U.S. President Donald Trump, right, signs a trade agreement with Chinese Vice Premier Liu He.
AP/Evan Vucci
US imports from China are surging.
  • Dan Kopf
By Dan Kopf

Data editor

Published Last updated This article is more than 2 years old.

US imports are at a five-year low, according to data released today by the US Department of Commerce. But while trade with the vast majority of countries has plunged since March, US imports from China are surging.

What happened? The value of US imports fell to $164 billion in May, the lowest monthly figure in more than five years. Yet imports from China, the US’s largest source of imports for over a decade, actually rose from a 10-year low of $20.7 billion in March to $36.6 billion in May.

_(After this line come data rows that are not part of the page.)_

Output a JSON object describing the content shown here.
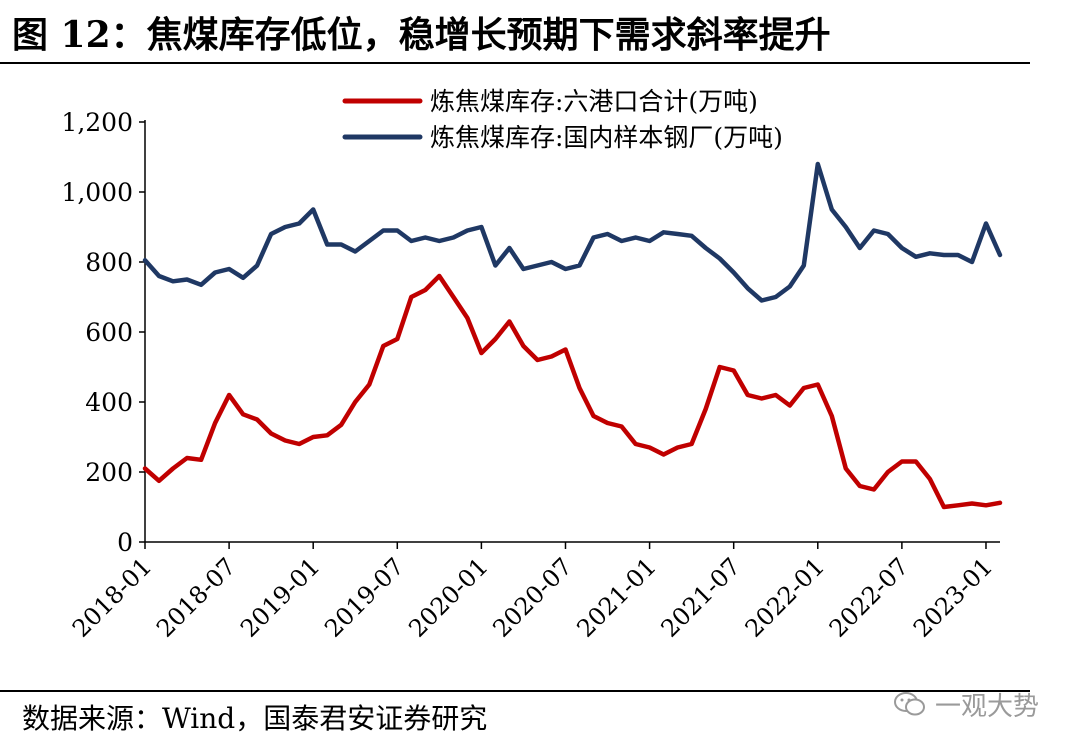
{
  "title": "图 12：焦煤库存低位，稳增长预期下需求斜率提升",
  "source": "数据来源：Wind，国泰君安证券研究",
  "watermark": "一观大势",
  "chart_data": {
    "type": "line",
    "y_ticks": [
      "0",
      "200",
      "400",
      "600",
      "800",
      "1,000",
      "1,200"
    ],
    "ylim": [
      0,
      1200
    ],
    "x_ticks": [
      "2018-01",
      "2018-07",
      "2019-01",
      "2019-07",
      "2020-01",
      "2020-07",
      "2021-01",
      "2021-07",
      "2022-01",
      "2022-07",
      "2023-01"
    ],
    "xlim": [
      "2018-01",
      "2023-02"
    ],
    "legend_position": "top",
    "series": [
      {
        "name": "炼焦煤库存:六港口合计(万吨)",
        "color": "#c00000",
        "points": [
          [
            "2018-01",
            210
          ],
          [
            "2018-02",
            175
          ],
          [
            "2018-03",
            210
          ],
          [
            "2018-04",
            240
          ],
          [
            "2018-05",
            235
          ],
          [
            "2018-06",
            340
          ],
          [
            "2018-07",
            420
          ],
          [
            "2018-08",
            365
          ],
          [
            "2018-09",
            350
          ],
          [
            "2018-10",
            310
          ],
          [
            "2018-11",
            290
          ],
          [
            "2018-12",
            280
          ],
          [
            "2019-01",
            300
          ],
          [
            "2019-02",
            305
          ],
          [
            "2019-03",
            335
          ],
          [
            "2019-04",
            400
          ],
          [
            "2019-05",
            450
          ],
          [
            "2019-06",
            560
          ],
          [
            "2019-07",
            580
          ],
          [
            "2019-08",
            700
          ],
          [
            "2019-09",
            720
          ],
          [
            "2019-10",
            760
          ],
          [
            "2019-11",
            700
          ],
          [
            "2019-12",
            640
          ],
          [
            "2020-01",
            540
          ],
          [
            "2020-02",
            580
          ],
          [
            "2020-03",
            630
          ],
          [
            "2020-04",
            560
          ],
          [
            "2020-05",
            520
          ],
          [
            "2020-06",
            530
          ],
          [
            "2020-07",
            550
          ],
          [
            "2020-08",
            440
          ],
          [
            "2020-09",
            360
          ],
          [
            "2020-10",
            340
          ],
          [
            "2020-11",
            330
          ],
          [
            "2020-12",
            280
          ],
          [
            "2021-01",
            270
          ],
          [
            "2021-02",
            250
          ],
          [
            "2021-03",
            270
          ],
          [
            "2021-04",
            280
          ],
          [
            "2021-05",
            380
          ],
          [
            "2021-06",
            500
          ],
          [
            "2021-07",
            490
          ],
          [
            "2021-08",
            420
          ],
          [
            "2021-09",
            410
          ],
          [
            "2021-10",
            420
          ],
          [
            "2021-11",
            390
          ],
          [
            "2021-12",
            440
          ],
          [
            "2022-01",
            450
          ],
          [
            "2022-02",
            360
          ],
          [
            "2022-03",
            210
          ],
          [
            "2022-04",
            160
          ],
          [
            "2022-05",
            150
          ],
          [
            "2022-06",
            200
          ],
          [
            "2022-07",
            230
          ],
          [
            "2022-08",
            230
          ],
          [
            "2022-09",
            180
          ],
          [
            "2022-10",
            100
          ],
          [
            "2022-11",
            105
          ],
          [
            "2022-12",
            110
          ],
          [
            "2023-01",
            105
          ],
          [
            "2023-02",
            112
          ]
        ]
      },
      {
        "name": "炼焦煤库存:国内样本钢厂(万吨)",
        "color": "#1f3864",
        "points": [
          [
            "2018-01",
            805
          ],
          [
            "2018-02",
            760
          ],
          [
            "2018-03",
            745
          ],
          [
            "2018-04",
            750
          ],
          [
            "2018-05",
            735
          ],
          [
            "2018-06",
            770
          ],
          [
            "2018-07",
            780
          ],
          [
            "2018-08",
            755
          ],
          [
            "2018-09",
            790
          ],
          [
            "2018-10",
            880
          ],
          [
            "2018-11",
            900
          ],
          [
            "2018-12",
            910
          ],
          [
            "2019-01",
            950
          ],
          [
            "2019-02",
            850
          ],
          [
            "2019-03",
            850
          ],
          [
            "2019-04",
            830
          ],
          [
            "2019-05",
            860
          ],
          [
            "2019-06",
            890
          ],
          [
            "2019-07",
            890
          ],
          [
            "2019-08",
            860
          ],
          [
            "2019-09",
            870
          ],
          [
            "2019-10",
            860
          ],
          [
            "2019-11",
            870
          ],
          [
            "2019-12",
            890
          ],
          [
            "2020-01",
            900
          ],
          [
            "2020-02",
            790
          ],
          [
            "2020-03",
            840
          ],
          [
            "2020-04",
            780
          ],
          [
            "2020-05",
            790
          ],
          [
            "2020-06",
            800
          ],
          [
            "2020-07",
            780
          ],
          [
            "2020-08",
            790
          ],
          [
            "2020-09",
            870
          ],
          [
            "2020-10",
            880
          ],
          [
            "2020-11",
            860
          ],
          [
            "2020-12",
            870
          ],
          [
            "2021-01",
            860
          ],
          [
            "2021-02",
            885
          ],
          [
            "2021-03",
            880
          ],
          [
            "2021-04",
            875
          ],
          [
            "2021-05",
            840
          ],
          [
            "2021-06",
            810
          ],
          [
            "2021-07",
            770
          ],
          [
            "2021-08",
            725
          ],
          [
            "2021-09",
            690
          ],
          [
            "2021-10",
            700
          ],
          [
            "2021-11",
            730
          ],
          [
            "2021-12",
            790
          ],
          [
            "2022-01",
            1080
          ],
          [
            "2022-02",
            950
          ],
          [
            "2022-03",
            900
          ],
          [
            "2022-04",
            840
          ],
          [
            "2022-05",
            890
          ],
          [
            "2022-06",
            880
          ],
          [
            "2022-07",
            840
          ],
          [
            "2022-08",
            815
          ],
          [
            "2022-09",
            825
          ],
          [
            "2022-10",
            820
          ],
          [
            "2022-11",
            820
          ],
          [
            "2022-12",
            800
          ],
          [
            "2023-01",
            910
          ],
          [
            "2023-02",
            820
          ]
        ]
      }
    ]
  }
}
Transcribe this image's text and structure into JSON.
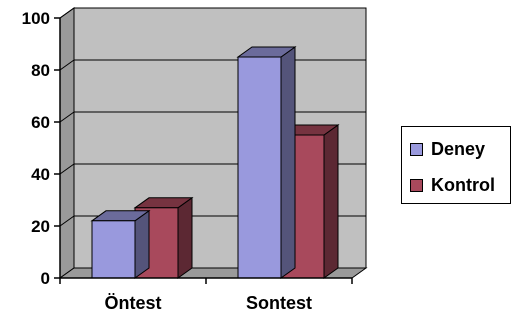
{
  "chart_data": {
    "type": "bar",
    "categories": [
      "Öntest",
      "Sontest"
    ],
    "series": [
      {
        "name": "Deney",
        "values": [
          22,
          85
        ],
        "color": "#9999dd"
      },
      {
        "name": "Kontrol",
        "values": [
          27,
          55
        ],
        "color": "#a8495c"
      }
    ],
    "ylim": [
      0,
      100
    ],
    "yticks": [
      "0",
      "20",
      "40",
      "60",
      "80",
      "100"
    ],
    "grid": true,
    "legend_position": "right",
    "style": "3d-clustered",
    "colors": {
      "wall": "#c0c0c0",
      "floor": "#9a9a9a"
    }
  }
}
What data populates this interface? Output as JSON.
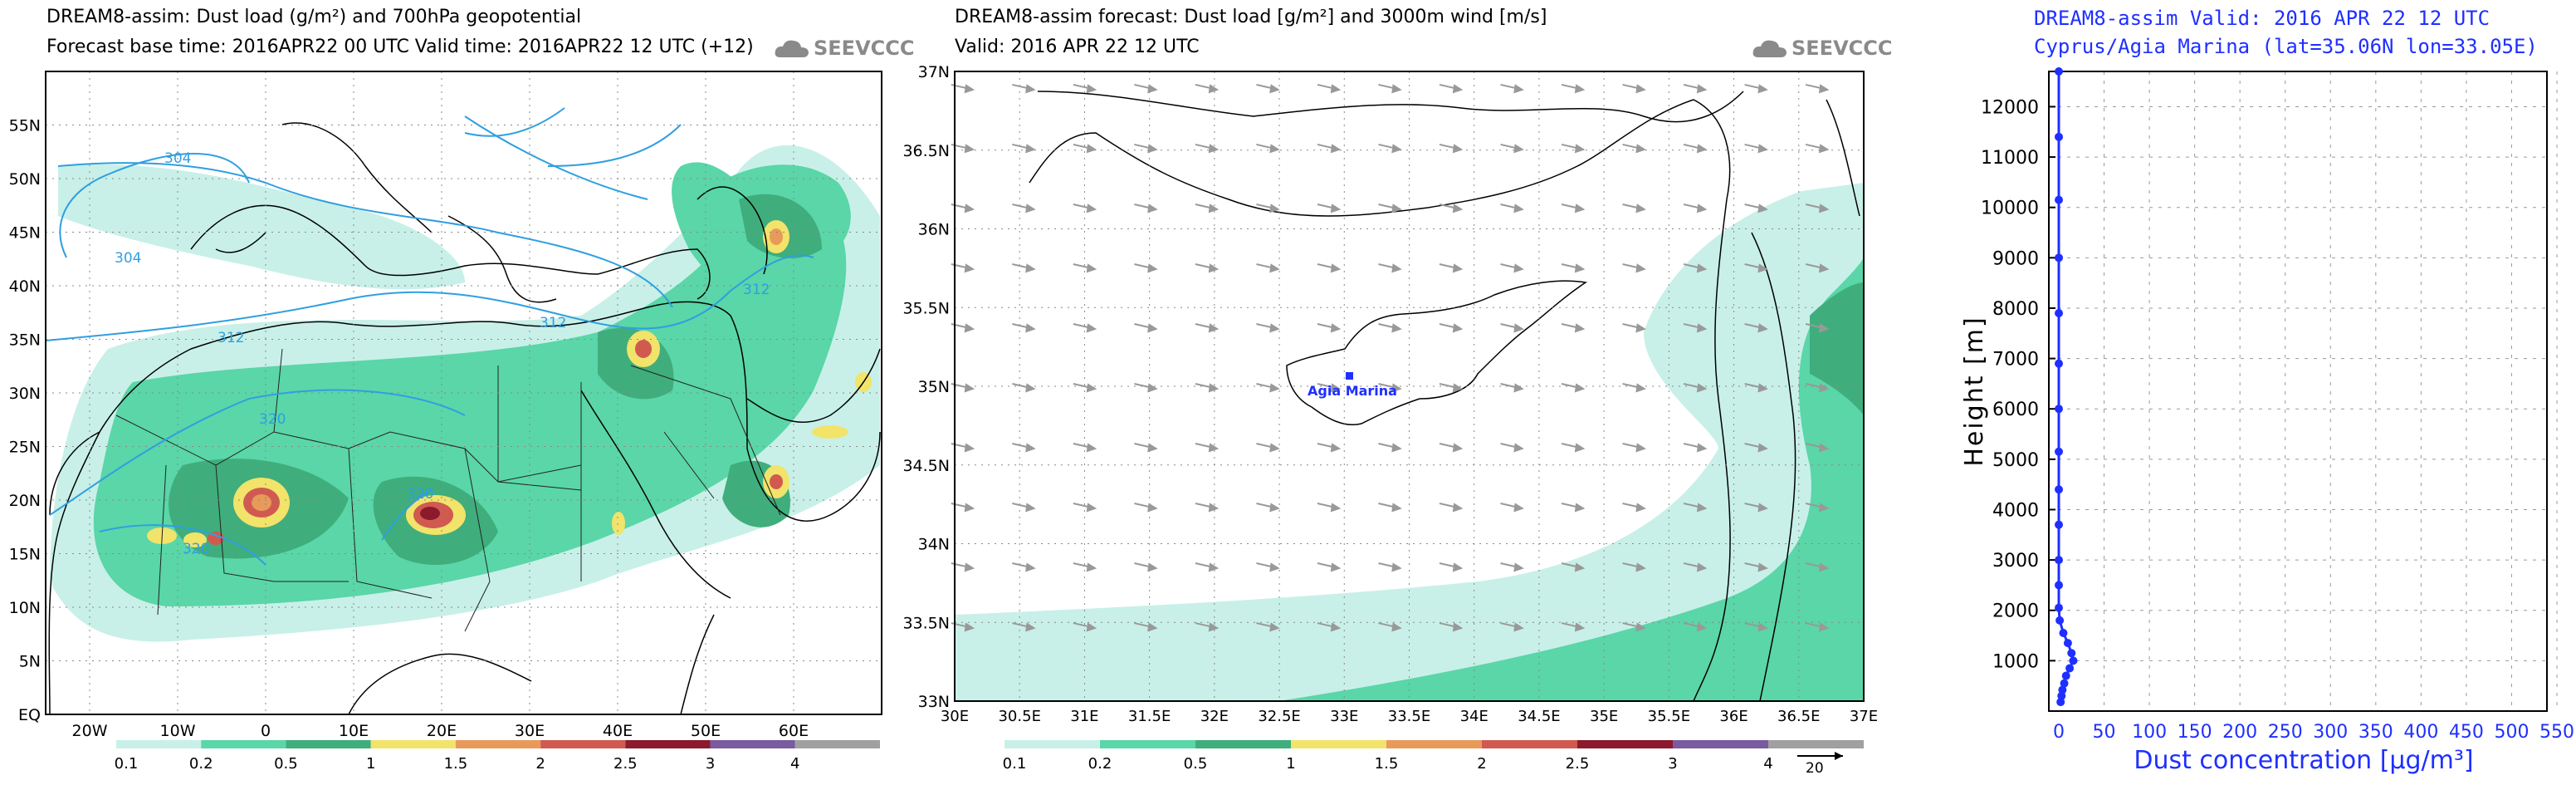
{
  "panel1": {
    "title": "DREAM8-assim: Dust load (g/m²) and 700hPa geopotential",
    "subtitle": "Forecast base time: 2016APR22 00 UTC   Valid time: 2016APR22 12 UTC   (+12)",
    "logo": "SEEVCCC",
    "lat_labels": [
      "55N",
      "50N",
      "45N",
      "40N",
      "35N",
      "30N",
      "25N",
      "20N",
      "15N",
      "10N",
      "5N",
      "EQ"
    ],
    "lon_labels": [
      "20W",
      "10W",
      "0",
      "10E",
      "20E",
      "30E",
      "40E",
      "50E",
      "60E"
    ],
    "contour_labels": [
      "304",
      "304",
      "312",
      "312",
      "312",
      "320",
      "320",
      "320"
    ],
    "colorbar_labels": [
      "0.1",
      "0.2",
      "0.5",
      "1",
      "1.5",
      "2",
      "2.5",
      "3",
      "4"
    ]
  },
  "panel2": {
    "title": "DREAM8-assim forecast: Dust load [g/m²] and 3000m wind [m/s]",
    "subtitle": "Valid: 2016 APR 22   12 UTC",
    "logo": "SEEVCCC",
    "lat_labels": [
      "37N",
      "36.5N",
      "36N",
      "35.5N",
      "35N",
      "34.5N",
      "34N",
      "33.5N",
      "33N"
    ],
    "lon_labels": [
      "30E",
      "30.5E",
      "31E",
      "31.5E",
      "32E",
      "32.5E",
      "33E",
      "33.5E",
      "34E",
      "34.5E",
      "35E",
      "35.5E",
      "36E",
      "36.5E",
      "37E"
    ],
    "station_label": "Agia Marina",
    "colorbar_labels": [
      "0.1",
      "0.2",
      "0.5",
      "1",
      "1.5",
      "2",
      "2.5",
      "3",
      "4"
    ],
    "wind_ref": "20"
  },
  "panel3": {
    "title": "DREAM8-assim  Valid: 2016 APR 22  12 UTC",
    "subtitle": "Cyprus/Agia Marina (lat=35.06N lon=33.05E)"
  },
  "colors": {
    "shade_0_1": "#c8f0e8",
    "shade_0_2": "#5ad6a8",
    "shade_0_5": "#3fae7c",
    "shade_1": "#f2e36a",
    "shade_1_5": "#e89a5a",
    "shade_2": "#d05a50",
    "shade_2_5": "#8a1a2c",
    "shade_3": "#7a5aa0",
    "shade_4": "#a0a0a0",
    "contour": "#2f9fe0",
    "profile": "#1f2fff"
  },
  "chart_data": [
    {
      "type": "heatmap",
      "title": "DREAM8-assim: Dust load (g/m²) and 700hPa geopotential",
      "xlim": [
        -25,
        70
      ],
      "ylim": [
        0,
        60
      ],
      "x_ticks": [
        "20W",
        "10W",
        "0",
        "10E",
        "20E",
        "30E",
        "40E",
        "50E",
        "60E"
      ],
      "y_ticks": [
        "EQ",
        "5N",
        "10N",
        "15N",
        "20N",
        "25N",
        "30N",
        "35N",
        "40N",
        "45N",
        "50N",
        "55N"
      ],
      "legend_levels": [
        0.1,
        0.2,
        0.5,
        1,
        1.5,
        2,
        2.5,
        3,
        4
      ],
      "grid": true,
      "legend": "bottom"
    },
    {
      "type": "heatmap",
      "title": "DREAM8-assim forecast: Dust load [g/m²] and 3000m wind [m/s]",
      "xlim": [
        30,
        37
      ],
      "ylim": [
        33,
        37
      ],
      "legend_levels": [
        0.1,
        0.2,
        0.5,
        1,
        1.5,
        2,
        2.5,
        3,
        4
      ],
      "grid": true,
      "legend": "bottom"
    },
    {
      "type": "line",
      "title": "DREAM8-assim  Valid: 2016 APR 22  12 UTC",
      "subtitle": "Cyprus/Agia Marina (lat=35.06N lon=33.05E)",
      "xlabel": "Dust concentration [μg/m³]",
      "ylabel": "Height [m]",
      "xlim": [
        0,
        550
      ],
      "ylim": [
        0,
        12700
      ],
      "x_ticks": [
        0,
        50,
        100,
        150,
        200,
        250,
        300,
        350,
        400,
        450,
        500,
        550
      ],
      "y_ticks": [
        1000,
        2000,
        3000,
        4000,
        5000,
        6000,
        7000,
        8000,
        9000,
        10000,
        11000,
        12000
      ],
      "grid": true,
      "series": [
        {
          "x": [
            0,
            0,
            0,
            0,
            0,
            0,
            0,
            0,
            0,
            0,
            0,
            0,
            0,
            1,
            5,
            10,
            14,
            16,
            12,
            8,
            6,
            4,
            3,
            2
          ],
          "y": [
            12700,
            11400,
            10150,
            9000,
            7900,
            6900,
            6000,
            5150,
            4400,
            3700,
            3000,
            2500,
            2050,
            1800,
            1550,
            1350,
            1150,
            1000,
            850,
            700,
            550,
            420,
            300,
            180
          ]
        }
      ]
    }
  ]
}
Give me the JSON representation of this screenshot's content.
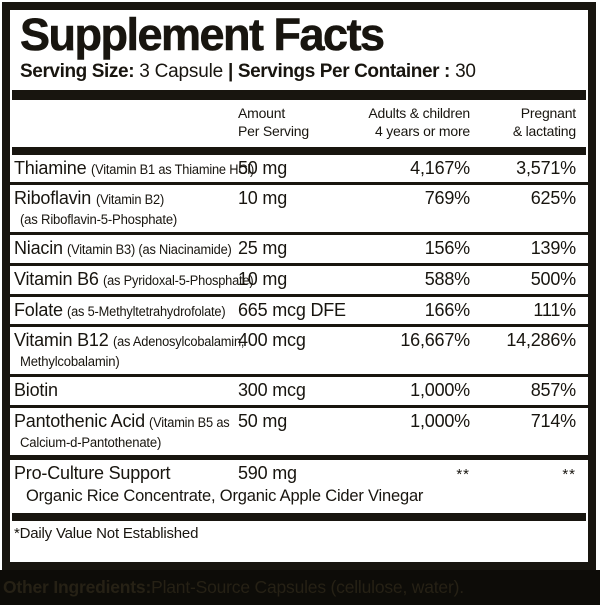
{
  "colors": {
    "ink": "#18150f",
    "strip_bg": "#0d0c08",
    "strip_text": "#262115"
  },
  "header": {
    "title": "Supplement Facts",
    "serving_size_label": "Serving Size:",
    "serving_size_value": " 3 Capsule ",
    "separator": "| ",
    "servings_label": "Servings Per Container :",
    "servings_value": " 30"
  },
  "columns": {
    "amount_line1": "Amount",
    "amount_line2": "Per Serving",
    "adults_line1": "Adults & children",
    "adults_line2": "4 years or more",
    "pregnant_line1": "Pregnant",
    "pregnant_line2": "& lactating"
  },
  "rows": [
    {
      "name": "Thiamine",
      "paren": "(Vitamin B1 as Thiamine HCl)",
      "sub": null,
      "amount": "50 mg",
      "adults": "4,167%",
      "pregnant": "3,571%"
    },
    {
      "name": "Riboflavin",
      "paren": "(Vitamin B2)",
      "sub": "(as Riboflavin-5-Phosphate)",
      "amount": "10 mg",
      "adults": "769%",
      "pregnant": "625%"
    },
    {
      "name": "Niacin",
      "paren": "(Vitamin B3) (as Niacinamide)",
      "sub": null,
      "amount": "25 mg",
      "adults": "156%",
      "pregnant": "139%"
    },
    {
      "name": "Vitamin B6",
      "paren": "(as Pyridoxal-5-Phosphate)",
      "sub": null,
      "amount": "10 mg",
      "adults": "588%",
      "pregnant": "500%"
    },
    {
      "name": "Folate",
      "paren": "(as 5-Methyltetrahydrofolate)",
      "sub": null,
      "amount": "665 mcg DFE",
      "adults": "166%",
      "pregnant": "111%"
    },
    {
      "name": "Vitamin B12",
      "paren": "(as Adenosylcobalamin,",
      "sub": "Methylcobalamin)",
      "amount": "400 mcg",
      "adults": "16,667%",
      "pregnant": "14,286%"
    },
    {
      "name": "Biotin",
      "paren": "",
      "sub": null,
      "amount": "300 mcg",
      "adults": "1,000%",
      "pregnant": "857%"
    },
    {
      "name": "Pantothenic Acid",
      "paren": "(Vitamin B5 as",
      "sub": "Calcium-d-Pantothenate)",
      "amount": "50 mg",
      "adults": "1,000%",
      "pregnant": "714%"
    },
    {
      "name": "Pro-Culture Support",
      "paren": "",
      "sub": "Organic Rice Concentrate, Organic Apple Cider Vinegar",
      "sub_wide": true,
      "thick_top": true,
      "amount": "590 mg",
      "adults": "**",
      "pregnant": "**"
    }
  ],
  "footnote": "*Daily Value Not Established",
  "other_ingredients": {
    "label": "Other Ingredients:",
    "text": " Plant-Source Capsules (cellulose, water)."
  }
}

Why it’s important: More US imports from China are likely a result of servicing pent-up demand from the first quarter of 2020, when supply chain disruptions stopped many American companies from purchasing imports from outside the country. The US’s trade surplus with China—imports minus exports—jumped back up to $27.9 billion in May, from just $12 billion in March. That won’t make US president Donald Trump happy: His trade policies with China are aimed at reducing that surplus.

Why it’s interesting: Even through a pandemic and a trade war, the US continues to be incredibly reliant on Chinese goods. After falling out of the top spot in February and March, China was once again the US’s number one source of imports in April and May.

How to find more data: Check USA Trade Online for the best and most up-to-date US-specific data. For international statistics, the International Trade Centre’s Trade Map dashboard has detailed, easy-to-use data on trade between countries.

This story is part of a new series we’re trying, “The Thing,” in which we examine what a single chart can tell us about the global economy.